I knew a man who turned his rage at seeing his mother physically abused by his father into a different kind of abuse of women. He became a raging womanizer. He wanted every decent looking woman within sight, and some not so decent looking. He was charming and quite successful in his quests. He was married with children and started cheating on his wife within a month of their marriage and continued on until their divorce some twenty years later. He was never faithful to any one of the probably hundreds of women he bedded. I was a friend in whom he confided a lot of this stuff and, yes, involved with him for a number of years as well. I do believe he was terribly damaged by his childhood and to this day he does not have normal thinking about women, although finally remarried to one of his former much younger paramours.Violence happens in many forms.

Anonymous said...

Indeed, perhaps it is true that males are unusually violent sometimes.

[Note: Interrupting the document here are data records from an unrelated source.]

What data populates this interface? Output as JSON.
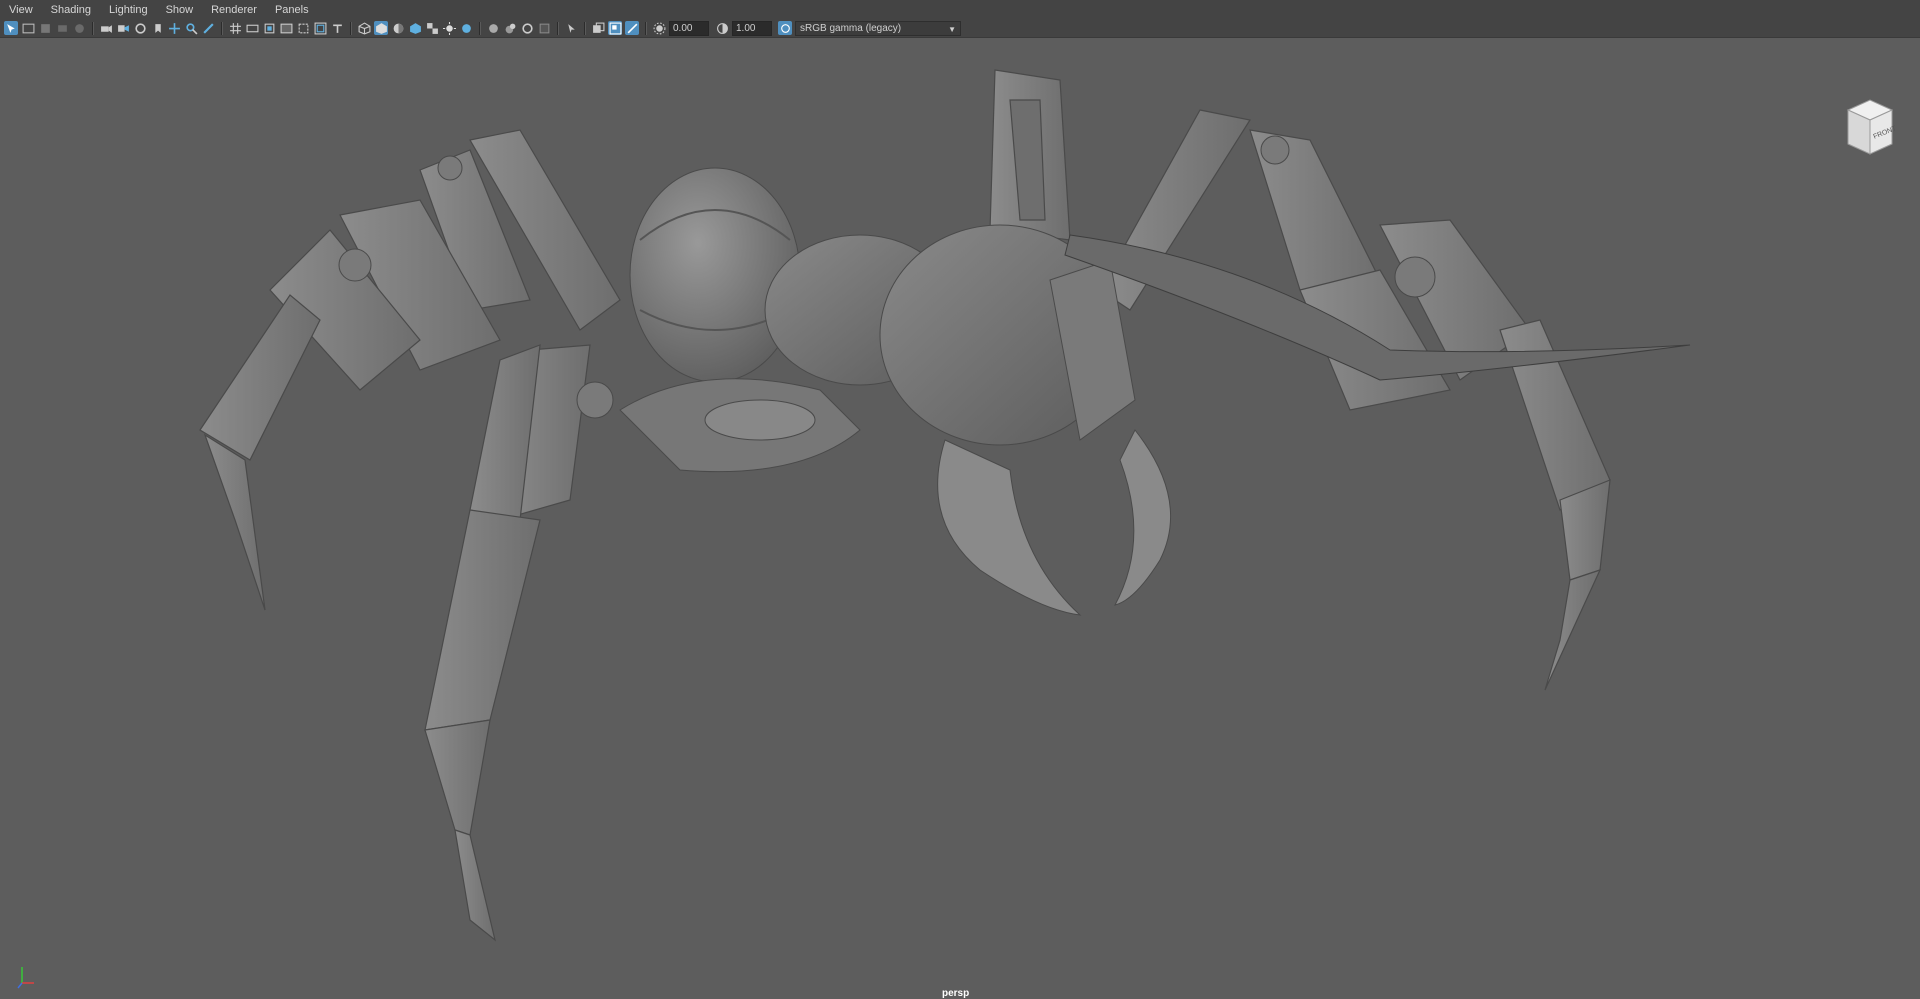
{
  "menubar": {
    "items": [
      "View",
      "Shading",
      "Lighting",
      "Show",
      "Renderer",
      "Panels"
    ]
  },
  "toolbar": {
    "exposure_value": "0.00",
    "gamma_value": "1.00",
    "color_space": "sRGB gamma (legacy)",
    "icons": [
      "select-camera-icon",
      "camera-attributes-icon",
      "bookmark-icon",
      "image-plane-icon",
      "2d-pan-zoom-icon",
      "grid-icon",
      "film-gate-icon",
      "resolution-gate-icon",
      "gate-mask-icon",
      "field-chart-icon",
      "safe-action-icon",
      "wireframe-icon",
      "smooth-shade-icon",
      "use-default-material-icon",
      "textured-icon",
      "lights-icon",
      "shadows-icon",
      "xray-icon",
      "xray-active-icon",
      "xray-joints-icon",
      "isolate-select-icon",
      "hud-icon",
      "exposure-icon",
      "gamma-icon"
    ]
  },
  "viewport": {
    "camera": "persp",
    "viewcube_face": "FRONT",
    "background_color": "#5d5d5d",
    "accent_color": "#4f8fbf"
  },
  "model": {
    "name": "mechanical spider",
    "shading": "default gray"
  }
}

I myself recall actual physical confrontations between myself and my parents when I was younger, which I now regret. Perhaps it was the emotional distancing between myself and my father...Alas, we cannot change society, and our world, for better or for far worse, is destined for male violence eternally.

Anonymous said...

Though philosophical debate may apply, the reality of the world points to the destruction of male behavior.. Who cares if childhood wounds are to blame? That doesn't change the genocides, the child rapes, torture, nuclear detonations.. What difference does such a realization make when the manifestation is so alive and well?

In my opinion, the question is rhetorical. Hope for a better future is always nice. However, in this world, you're either exploited or exploiting.